Shcherbytsky, Volodymyr [Ščerbyc’kyj], b 17 February 1918 in Verkhnodniprovske, Katerynoslav gubernia, d 16 February in 1990 in Kyiv. (Photo: Volodymyr Shcherbytsky.) Communist party and Soviet government leader. A graduate of the Dnipropetrovsk Chemical Technology Institute (1941), after the Second World War he worked as an engineer in Dniprodzerzhynsk. From 1948 he was a Party functionary; he rose through the ranks to the positions of first secretary of the Dniprodzerzhynsk City Committee (1952–4), CC CPU candidate (1954–6) and full member (1956–89), second (1954–5) and first (1955–7, 1963–5) secretary of the Dnipropetrovsk Oblast Committee, CPSU Central Auditing Commission member (1956–61), CC CPU Presidium member (1957–66), CC CPU secretary (1957–61), chairman of the Council of Ministers of the Ukrainian SSR (1961–3, 1965–72), CC CPSU member (1961–89), CC CPSU Presidium candidate (1961–3, 1965–6), CC CPSU Politburo candidate (1966–71) and member (1971–89), CC CPU Politburo member (1966–89), and CPU first secretary (1972–89), and member of the presidia of the Supreme Soviet of the USSR and Supreme Soviet of the Ukrainian SSR (1972–89).
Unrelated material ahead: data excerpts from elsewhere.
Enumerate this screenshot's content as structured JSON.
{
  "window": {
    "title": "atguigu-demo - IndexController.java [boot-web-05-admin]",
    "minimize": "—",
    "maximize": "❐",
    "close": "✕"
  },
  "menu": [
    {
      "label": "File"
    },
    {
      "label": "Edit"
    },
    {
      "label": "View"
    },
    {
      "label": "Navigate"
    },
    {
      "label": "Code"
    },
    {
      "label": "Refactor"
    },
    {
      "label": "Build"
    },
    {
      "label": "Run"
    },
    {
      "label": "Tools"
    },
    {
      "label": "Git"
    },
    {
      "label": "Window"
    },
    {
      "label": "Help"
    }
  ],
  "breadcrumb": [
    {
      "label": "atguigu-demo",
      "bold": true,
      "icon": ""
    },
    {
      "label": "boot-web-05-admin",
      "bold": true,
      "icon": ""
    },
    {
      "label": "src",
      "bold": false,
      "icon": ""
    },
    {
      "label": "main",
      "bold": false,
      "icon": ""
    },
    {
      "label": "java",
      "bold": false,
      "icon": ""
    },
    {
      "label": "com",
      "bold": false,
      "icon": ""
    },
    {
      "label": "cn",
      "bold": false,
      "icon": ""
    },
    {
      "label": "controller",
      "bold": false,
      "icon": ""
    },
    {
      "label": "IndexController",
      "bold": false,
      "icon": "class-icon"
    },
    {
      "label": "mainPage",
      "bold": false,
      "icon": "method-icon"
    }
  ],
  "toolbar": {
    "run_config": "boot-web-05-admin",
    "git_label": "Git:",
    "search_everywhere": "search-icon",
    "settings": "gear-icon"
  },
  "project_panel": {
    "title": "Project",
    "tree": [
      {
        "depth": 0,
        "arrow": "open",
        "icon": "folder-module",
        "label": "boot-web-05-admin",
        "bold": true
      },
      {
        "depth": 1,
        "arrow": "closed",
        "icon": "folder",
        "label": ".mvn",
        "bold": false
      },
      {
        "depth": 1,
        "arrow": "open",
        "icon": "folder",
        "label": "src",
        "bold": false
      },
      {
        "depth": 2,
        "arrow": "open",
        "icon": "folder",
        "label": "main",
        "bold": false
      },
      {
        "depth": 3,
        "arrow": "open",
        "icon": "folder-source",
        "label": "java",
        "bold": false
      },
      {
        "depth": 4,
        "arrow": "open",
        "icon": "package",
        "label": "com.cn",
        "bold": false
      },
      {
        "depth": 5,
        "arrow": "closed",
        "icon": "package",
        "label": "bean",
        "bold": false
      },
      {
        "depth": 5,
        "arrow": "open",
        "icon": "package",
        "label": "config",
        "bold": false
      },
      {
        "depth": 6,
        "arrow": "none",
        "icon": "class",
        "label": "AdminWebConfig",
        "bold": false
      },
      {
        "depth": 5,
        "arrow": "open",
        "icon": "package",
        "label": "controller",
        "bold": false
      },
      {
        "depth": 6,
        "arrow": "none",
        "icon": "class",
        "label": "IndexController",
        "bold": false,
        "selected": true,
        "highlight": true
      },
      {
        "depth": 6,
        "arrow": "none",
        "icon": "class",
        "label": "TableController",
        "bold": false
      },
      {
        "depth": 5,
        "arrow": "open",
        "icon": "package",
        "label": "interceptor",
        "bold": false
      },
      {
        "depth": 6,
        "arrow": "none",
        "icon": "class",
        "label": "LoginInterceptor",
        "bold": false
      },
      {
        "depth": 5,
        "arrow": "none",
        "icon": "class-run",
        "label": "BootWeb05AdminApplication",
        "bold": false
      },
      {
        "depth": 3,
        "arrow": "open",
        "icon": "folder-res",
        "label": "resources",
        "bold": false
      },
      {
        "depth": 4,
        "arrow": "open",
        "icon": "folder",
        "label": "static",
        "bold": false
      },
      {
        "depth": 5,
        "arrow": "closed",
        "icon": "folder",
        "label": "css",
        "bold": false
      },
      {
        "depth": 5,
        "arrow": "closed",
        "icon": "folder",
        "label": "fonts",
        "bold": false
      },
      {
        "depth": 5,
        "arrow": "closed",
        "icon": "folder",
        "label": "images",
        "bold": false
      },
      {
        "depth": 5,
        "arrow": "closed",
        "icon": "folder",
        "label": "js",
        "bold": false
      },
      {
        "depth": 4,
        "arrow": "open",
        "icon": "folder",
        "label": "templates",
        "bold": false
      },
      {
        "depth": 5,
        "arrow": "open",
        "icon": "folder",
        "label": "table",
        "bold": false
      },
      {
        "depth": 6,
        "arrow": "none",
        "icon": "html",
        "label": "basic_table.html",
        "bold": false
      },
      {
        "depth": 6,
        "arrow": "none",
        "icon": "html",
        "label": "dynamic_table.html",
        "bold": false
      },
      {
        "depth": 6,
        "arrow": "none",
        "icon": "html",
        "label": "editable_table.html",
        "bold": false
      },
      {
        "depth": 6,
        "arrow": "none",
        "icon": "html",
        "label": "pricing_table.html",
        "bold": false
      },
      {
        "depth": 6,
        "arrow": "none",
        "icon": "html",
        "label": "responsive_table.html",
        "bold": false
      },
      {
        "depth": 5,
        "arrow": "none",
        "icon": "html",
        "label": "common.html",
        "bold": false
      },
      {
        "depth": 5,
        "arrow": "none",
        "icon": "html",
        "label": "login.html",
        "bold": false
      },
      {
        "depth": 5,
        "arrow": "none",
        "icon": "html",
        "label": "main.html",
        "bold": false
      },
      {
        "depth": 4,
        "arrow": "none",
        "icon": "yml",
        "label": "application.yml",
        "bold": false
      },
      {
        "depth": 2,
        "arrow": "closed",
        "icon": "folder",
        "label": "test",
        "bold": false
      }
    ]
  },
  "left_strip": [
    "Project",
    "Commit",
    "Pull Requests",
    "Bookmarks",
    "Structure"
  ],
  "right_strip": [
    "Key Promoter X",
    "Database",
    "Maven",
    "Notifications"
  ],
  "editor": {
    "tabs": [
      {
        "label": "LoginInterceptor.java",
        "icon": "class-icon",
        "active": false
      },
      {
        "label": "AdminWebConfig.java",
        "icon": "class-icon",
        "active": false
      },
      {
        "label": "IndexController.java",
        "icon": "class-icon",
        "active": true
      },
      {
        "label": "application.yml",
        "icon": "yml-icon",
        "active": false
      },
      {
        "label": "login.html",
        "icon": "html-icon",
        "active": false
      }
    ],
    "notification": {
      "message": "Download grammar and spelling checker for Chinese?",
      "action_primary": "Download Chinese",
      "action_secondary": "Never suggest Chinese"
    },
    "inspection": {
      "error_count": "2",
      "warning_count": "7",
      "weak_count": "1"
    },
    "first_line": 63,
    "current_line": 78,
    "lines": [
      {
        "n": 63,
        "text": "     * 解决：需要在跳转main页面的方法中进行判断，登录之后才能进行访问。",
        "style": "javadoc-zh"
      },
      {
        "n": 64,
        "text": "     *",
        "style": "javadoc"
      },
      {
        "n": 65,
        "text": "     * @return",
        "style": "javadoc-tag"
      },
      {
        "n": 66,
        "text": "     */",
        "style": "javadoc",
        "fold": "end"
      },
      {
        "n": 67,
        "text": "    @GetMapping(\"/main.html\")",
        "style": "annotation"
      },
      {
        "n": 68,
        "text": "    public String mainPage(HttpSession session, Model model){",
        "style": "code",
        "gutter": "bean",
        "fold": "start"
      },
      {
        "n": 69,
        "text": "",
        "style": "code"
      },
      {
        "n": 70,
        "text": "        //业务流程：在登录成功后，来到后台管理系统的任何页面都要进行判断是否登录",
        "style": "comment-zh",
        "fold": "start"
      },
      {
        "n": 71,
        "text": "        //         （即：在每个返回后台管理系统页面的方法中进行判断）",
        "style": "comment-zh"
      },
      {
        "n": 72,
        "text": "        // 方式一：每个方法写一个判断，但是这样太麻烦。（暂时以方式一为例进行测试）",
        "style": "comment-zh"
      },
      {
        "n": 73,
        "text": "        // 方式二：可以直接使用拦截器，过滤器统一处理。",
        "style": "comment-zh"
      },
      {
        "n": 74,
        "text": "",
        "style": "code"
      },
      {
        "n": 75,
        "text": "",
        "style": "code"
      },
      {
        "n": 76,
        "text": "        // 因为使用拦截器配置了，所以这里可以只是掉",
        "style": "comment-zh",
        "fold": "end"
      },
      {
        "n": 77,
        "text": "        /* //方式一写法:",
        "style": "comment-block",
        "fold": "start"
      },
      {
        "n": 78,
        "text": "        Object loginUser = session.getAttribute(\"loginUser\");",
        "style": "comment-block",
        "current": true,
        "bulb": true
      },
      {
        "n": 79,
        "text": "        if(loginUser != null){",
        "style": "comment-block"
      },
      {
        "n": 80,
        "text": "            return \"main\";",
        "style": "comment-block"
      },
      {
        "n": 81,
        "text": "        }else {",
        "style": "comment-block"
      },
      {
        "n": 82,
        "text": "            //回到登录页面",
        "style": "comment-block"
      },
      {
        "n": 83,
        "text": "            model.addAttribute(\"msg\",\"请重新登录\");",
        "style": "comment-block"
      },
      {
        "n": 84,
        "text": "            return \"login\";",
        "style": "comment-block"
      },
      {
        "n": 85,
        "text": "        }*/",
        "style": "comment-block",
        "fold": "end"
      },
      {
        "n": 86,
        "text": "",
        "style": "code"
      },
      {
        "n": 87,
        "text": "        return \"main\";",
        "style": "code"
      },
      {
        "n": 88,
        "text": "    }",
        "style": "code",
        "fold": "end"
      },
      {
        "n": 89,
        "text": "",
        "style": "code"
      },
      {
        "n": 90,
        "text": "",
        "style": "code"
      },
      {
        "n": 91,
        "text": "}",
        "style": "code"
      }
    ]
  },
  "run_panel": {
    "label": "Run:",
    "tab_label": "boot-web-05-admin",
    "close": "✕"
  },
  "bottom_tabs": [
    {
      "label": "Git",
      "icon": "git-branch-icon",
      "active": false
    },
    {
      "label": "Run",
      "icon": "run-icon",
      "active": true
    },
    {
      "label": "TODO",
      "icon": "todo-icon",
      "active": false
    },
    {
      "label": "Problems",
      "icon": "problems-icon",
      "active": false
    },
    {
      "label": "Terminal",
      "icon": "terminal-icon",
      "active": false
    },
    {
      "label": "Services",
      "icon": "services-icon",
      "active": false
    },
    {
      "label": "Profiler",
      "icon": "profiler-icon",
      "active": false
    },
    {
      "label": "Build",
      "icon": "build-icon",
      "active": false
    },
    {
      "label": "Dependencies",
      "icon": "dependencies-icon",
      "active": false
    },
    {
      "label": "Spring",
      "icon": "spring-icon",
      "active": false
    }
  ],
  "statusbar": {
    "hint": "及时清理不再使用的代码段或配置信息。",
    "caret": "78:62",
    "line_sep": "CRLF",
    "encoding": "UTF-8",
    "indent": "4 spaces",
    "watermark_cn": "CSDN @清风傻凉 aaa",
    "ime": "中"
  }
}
A protégé of Leonid Brezhnev and a Moscow loyalist, Shcherbytsky replaced Petro Shelest as CPU first secretary and purged Shelest's supporters from the Party and government apparatus and cultural and academic institutions. From 1972 to approx 1986 his neo-Stalinist rule in Ukraine was marked by intensified Russification, repression of the dissident movement, ideological conservatism (especially in nationality policy), and economic and cultural stagnation. On Shcherbytsky's initiative all Party work and all CPU congresses were conducted in Russian. A recognized opponent of Mikhail Gorbachev's policies, he was one of the last three Brezhnevites to be dropped from the CC CPSU Politburo, in September 1989. A few days later he was replaced as CPU first secretary by Volodymyr Ivashko.
Shcherbytsky quickly faded into seeming obscurity. His political career was examined by a long-serving aide, V. Vrubelsky, in a book published in Kyiv in 1993. However, in 2003, the 85th anniversary of Shcherbytsky’s birth was officially and ostentatiously celebrated in Ukraine. A book of recollections about the former leader, edited by V. Andriienko et al, was published in Kyiv to commemorate the occasion.